Back in the day, when I first started dabbling in nutrition more seriously, I gave out ALOT of fish oil.

I heard about the omega 3:6 ratio (or EPA:AA ratio more correctly), and how it was the balance of inflammation.

Cue me and many others, piling 2.5g – 10g of fish oil (EPA & DHA) daily into my patients (and me).

The results?

Did patients’ pain and poor health disappear and inflammation balance out?


In fact, not that much really happened.

A few had improvements in mental health, especially in older people, and I hope I helped a few females have babies with lovely fatty brains.

But none of the promised miracles.

In hindsight, I simply did not understand the basics of inflammation.

If the omega 3-6 ratio is valid, then an out-of-balance ratio (ideally, you aim for no more than 1:3 in favour of omega 6 in the form of arachidonic acid AA) is going to be due to excessive intake of seed oils like sunflower and canola (rapeseed).

These are ubiquitous in processed/pre-made foods, so a small amount of those will upset your ratio, even if you are eating fish x1-2 a week.

So it is not an omega 3 deficiency per se but an excess of omega 6 starting as linoleic acid (LA) and converting eventually into AA which turns into PGE2, which is inflammatory.

As it turns out eating loads of LA doesn’t push AA up, but it is still a nice theory.

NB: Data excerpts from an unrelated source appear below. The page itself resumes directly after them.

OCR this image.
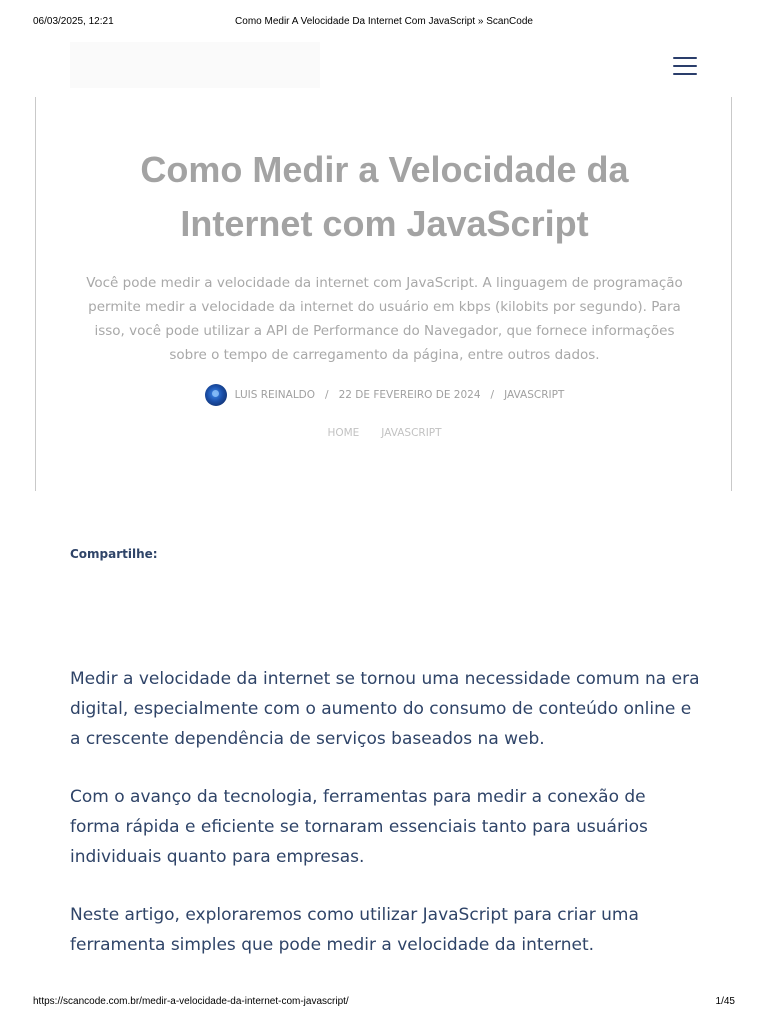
06/03/2025, 12:21	Como Medir A Velocidade Da Internet Com JavaScript » ScanCode
Como Medir a Velocidade da
Internet com JavaScript

Você pode medir a velocidade da internet com JavaScript. A linguagem de programação permite medir a velocidade da internet do usuário em kbps (kilobits por segundo). Para isso, você pode utilizar a API de Performance do Navegador, que fornece informações sobre o tempo de carregamento da página, entre outros dados.

LUIS REINALDO / 22 DE FEVEREIRO DE 2024 / JAVASCRIPT
HOME JAVASCRIPT
Compartilhe:

Medir a velocidade da internet se tornou uma necessidade comum na era digital, especialmente com o aumento do consumo de conteúdo online e a crescente dependência de serviços baseados na web.

Com o avanço da tecnologia, ferramentas para medir a conexão de forma rápida e eficiente se tornaram essenciais tanto para usuários individuais quanto para empresas.

Neste artigo, exploraremos como utilizar JavaScript para criar uma ferramenta simples que pode medir a velocidade da internet.

https://scancode.com.br/medir-a-velocidade-da-internet-com-javascript/	1/45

Another nutritional myth I swallowed.

Those delicate double bonds are vulnerable to oxidative damage, ironically created by inflammation, the very thing you are trying to reduce.

It is a real possibility that taking fish oil leads to the oil going rancid inside you, oxidised.

Bear in mind also from an evolutionary point of view, where would tribes on the plains of Africa get fish from?

Yes, there is coastline and lakes, but when did we get skilful enough to catch little fish?

Hunter-gatherers prize large land animals for the volume of food and the saturated fats they contain.

Remember, saturated fat is solid at room temperature because it has no double bonds.

It is “saturated” with hydrogen.

This makes it more stable, hence solid at room temperature.

It also makes it, therefore, less likely to go rancid inside you, as it is less vulnerable to oxidative damage from free radicals.

In my one-to-one clients, who are often very metabolically poorly, I actively encourage them to reduce their poly-unsaturated fat from all sources initially and increase saturated fat to reduce the oxidative stress from rancid fats.

Hunter gatherers can get omega 3 from grass-fed animals but not in huge volumes like fish.

Note here the difference in fat content between grass-fed and grain-fed animals.

EPA content is wayyyy higher.

But check the omega 3-6 content and ratio.

8.99 in favour of omega 6 for grain-fed vs 1.77 for grass-fed – WOW.

One other issue is that omega 3 supplements are now directly linked to increasing the risk of atrial fibrillation, especially with higher doses.

“Considered together, the data from the 4 trials suggest, but do not prove, that there may be a dose-related risk of AF with omega-3 fatty acid intake.

At a dose of 4.0 g/d, there was a highly statistically significant increase in risk (nearly a doubling).

With an intermediate dose of 1.8 g/d, the increase in risk (hazard ratio, 1.84) did not achieve statistical significance, and with a standard daily dose of 840 mg/d, there was no apparent increase in risk (although the data were consistent with as much as a 24% increase in risk).

Patients who choose to take omega-3 fatty acids, especially in high doses, should be informed of the risk of AF and followed up for the possible development of this common and potentially hazardous arrhythmia. “

Overall, I would suggest getting your omega 3 from small wild fish if wanted, once or twice a week max.

Is there heavy metal like mercury in the fish?


Have I seen mercury toxicity from daily fish eating, especially tuna?


But on balance, if we eat smaller ones, wild, the selenium, iodine and other nutrients along with the modest omega-3 doses, it is a net benefit.